1. The article provides the course outline for the Money and Banking course (CECN 506) in the Faculty of Arts Department of Economics at Ryerson University.

2. The course will be taught by Bolor Narankhuu, Ph.D., and will cover topics such as the role of money in the economic system, monetary theories, and the purpose and structure of chartered banks and financial institutions.

3. Students will also learn about monitoring developments in the money market, including changes in key interest rates, to assess monetary initiatives of the Bank of Canada.

Article analysis:

The article provides a course outline for CECN 506 Money and Banking at the Faculty of Arts Department of Economics for the summer of 2015. It includes information about the instructor, course prerequisites, class time, and contact details.

One potential bias in the article is that it only provides information about the course from the perspective of the instructor. There is no mention of any other faculty members or guest speakers who may be involved in teaching the course. This could lead to a one-sided reporting of the material and limit students' exposure to different perspectives on money and banking.

Additionally, there are unsupported claims in the article, such as stating that the role of money in the economic system is emphasized without providing any evidence or examples to support this claim. The article also mentions monitoring developments in the money market but does not explain how this will be done or what specific initiatives of the Bank of Canada will be assessed.

There are missing points of consideration in the article as well. For example, it does not mention any potential risks or challenges associated with studying money and banking. It also does not provide any information about assignments or assessments for the course, which could be important considerations for students deciding whether to enroll.

The article also lacks evidence for some of its claims.
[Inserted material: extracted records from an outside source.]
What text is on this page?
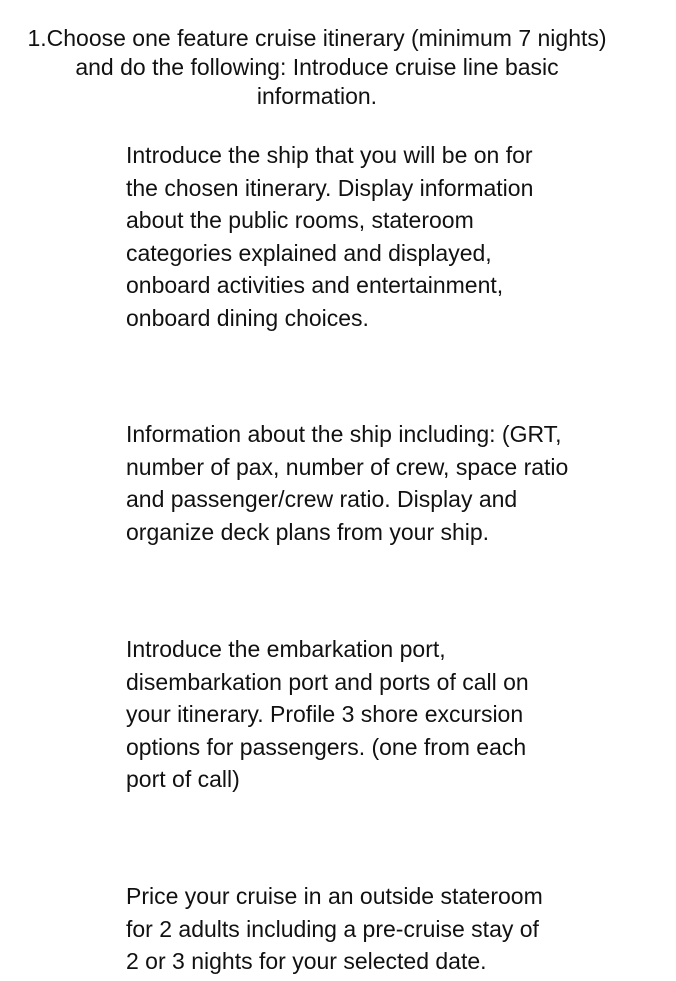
1.Choose one feature cruise itinerary (minimum 7 nights)
and do the following: Introduce cruise line basic
information.
Introduce the ship that you will be on for
the chosen itinerary. Display information
about the public rooms, stateroom
categories explained and displayed,
onboard activities and entertainment,
onboard dining choices.
Information about the ship including: (GRT,
number of pax, number of crew, space ratio
and passenger/crew ratio. Display and
organize deck plans from your ship.
Introduce the embarkation port,
disembarkation port and ports of call on
your itinerary. Profile 3 shore excursion
options for passengers. (one from each
port of call)
Price your cruise in an outside stateroom
for 2 adults including a pre-cruise stay of
2 or 3 nights for your selected date.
For instance, it states that current monetary theories will be examined but does not specify which theories will be covered or provide any references to support this claim.

Furthermore, there are unexplored counterarguments in the article. It presents a positive view of studying money and banking without acknowledging any potential criticisms or alternative perspectives on these topics.
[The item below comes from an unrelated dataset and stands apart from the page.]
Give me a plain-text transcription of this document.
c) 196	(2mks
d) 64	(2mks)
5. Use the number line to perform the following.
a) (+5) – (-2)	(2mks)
The promotional content is evident in how it highlights the qualifications and contact details of the instructor but does not provide similar information about other faculty members or guest speakers who may be involved in teaching the course.

Overall, this article has several biases and shortcomings that limit its objectivity and completeness. It would benefit from providing more balanced reporting, supporting its claims with evidence, addressing potential counterarguments, and including a more comprehensive overview of the course.